Yasir is known for his mercilessness not only toward policemen, but also to his subordinates, sources in the Chechen police say. However, several people sent by him to commit terrorist acts have changed their minds.

Two young Chechens surrendered to police in Shalinsky District at the end of last year and talked “about Yasir and other Arabs who trained suicide bombers,” Kommersant noted. “President Kadyrov, who personally took part in the interrogation of the would-be shakhids, set a task to law enforcers to eliminate Arabs training militants,” the paper said.

The success of the last operation of the Chechen police was well-timed as the Chechen president has spoken in favor of maintaining the current number of policemen in the republic, the daily stressed.

Meeting with the republic's newly appointed Deputy Prime Minister Magomed Daudov, responsible for the law enforcement agencies, and Interior Minister Ruslan Alkhanov, Kadyrov also spoke against sending police forces to Chechnya from other regions.

“Chechen policemen know all the bypass routes and every bush in the forests, and therefore they can successfully fight bandits,” the paper quoted him as saying. “And it seems that we have to lay off officers who are well prepared and know the situation,” Kadyrov said, referring the reform currently under way in the Russian Interior Ministry.

Kadyrov has decided to send back police squads from other parts of Russia, Gazeta.ru online newspaper said. “He does not see any results from them,” it added.

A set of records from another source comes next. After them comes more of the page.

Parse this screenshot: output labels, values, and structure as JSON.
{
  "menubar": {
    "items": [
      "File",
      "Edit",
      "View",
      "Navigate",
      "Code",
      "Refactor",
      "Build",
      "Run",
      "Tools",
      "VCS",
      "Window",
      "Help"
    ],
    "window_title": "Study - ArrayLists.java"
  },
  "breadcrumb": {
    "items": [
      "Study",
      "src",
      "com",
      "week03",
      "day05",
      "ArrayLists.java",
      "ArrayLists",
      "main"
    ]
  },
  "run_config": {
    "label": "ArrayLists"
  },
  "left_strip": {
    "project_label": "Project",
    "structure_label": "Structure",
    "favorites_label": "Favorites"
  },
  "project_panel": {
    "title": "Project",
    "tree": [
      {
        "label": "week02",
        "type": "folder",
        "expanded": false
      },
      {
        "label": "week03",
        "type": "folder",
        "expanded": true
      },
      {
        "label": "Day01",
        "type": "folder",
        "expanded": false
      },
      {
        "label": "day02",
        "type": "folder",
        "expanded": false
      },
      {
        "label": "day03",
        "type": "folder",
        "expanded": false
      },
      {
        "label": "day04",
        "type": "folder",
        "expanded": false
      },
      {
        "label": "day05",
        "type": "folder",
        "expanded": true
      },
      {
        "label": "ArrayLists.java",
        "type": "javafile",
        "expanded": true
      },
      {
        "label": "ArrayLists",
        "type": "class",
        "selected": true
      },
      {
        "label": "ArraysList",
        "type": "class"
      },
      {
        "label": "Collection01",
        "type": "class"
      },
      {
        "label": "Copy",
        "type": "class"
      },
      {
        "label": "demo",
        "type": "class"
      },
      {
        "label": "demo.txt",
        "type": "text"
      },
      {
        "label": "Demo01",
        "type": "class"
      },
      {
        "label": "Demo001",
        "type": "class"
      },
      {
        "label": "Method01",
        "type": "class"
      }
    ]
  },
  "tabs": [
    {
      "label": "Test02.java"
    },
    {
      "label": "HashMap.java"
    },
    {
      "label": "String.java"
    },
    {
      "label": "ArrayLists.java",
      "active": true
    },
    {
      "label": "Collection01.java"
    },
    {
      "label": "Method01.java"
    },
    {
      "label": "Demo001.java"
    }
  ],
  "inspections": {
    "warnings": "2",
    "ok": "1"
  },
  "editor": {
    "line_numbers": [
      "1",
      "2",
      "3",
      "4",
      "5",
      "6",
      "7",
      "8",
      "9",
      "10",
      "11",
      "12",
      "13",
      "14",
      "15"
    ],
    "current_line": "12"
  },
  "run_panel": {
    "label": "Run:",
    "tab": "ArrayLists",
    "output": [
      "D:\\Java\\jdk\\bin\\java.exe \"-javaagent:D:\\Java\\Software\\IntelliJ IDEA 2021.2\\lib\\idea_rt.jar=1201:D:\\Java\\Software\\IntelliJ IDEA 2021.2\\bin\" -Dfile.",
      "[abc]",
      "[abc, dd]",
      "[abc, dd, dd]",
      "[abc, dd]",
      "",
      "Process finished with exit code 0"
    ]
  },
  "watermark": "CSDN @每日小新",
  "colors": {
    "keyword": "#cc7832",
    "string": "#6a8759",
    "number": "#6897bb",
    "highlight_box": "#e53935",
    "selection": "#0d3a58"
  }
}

The president wants to ask the Russian Interior Ministry to “assess the expediency of continuing such practice.”

Earlier, the activities of police forces in Chechnya from other regions were supervised by Deputy Interior Minister Arkady Yedelev, who was recently dismissed by President Dmitry Medvedev among other high-ranking police officials.

The Chechen authorities believe that assignments of policemen from other regions are unnecessary because “the counterterrorist operation has been cancelled and armed groups have been destroyed.”

The counterterrorist operation was cancelled in 2009, which led to reducing federal troops in the republic, the opening of the international airport and a custom house, the paper said.

Kadyrov also questions the need to maintain federal checkpoints on the Kavkaz federal highway and roads inside Chechnya. According to him, the republic's law enforcement agencies are able to keep order themselves.

The problem is that police squads that are sent to the republic “do not know the situation, the local population… and actually defend the places where they are based,” it added.

These police squads from other regions are supposed to be less corrupt than local forces, said Aleksandr Cherkasov of the Memorial human rights center. However, they have not been effective, he said, adding that sending such squads could not be considered “effective”.

The Chechen president, in turn, stressed that nobody needs assignments to Chechnya: “Neither law enforcement agencies in other regions, nor federal authorities, nor policemen themselves.”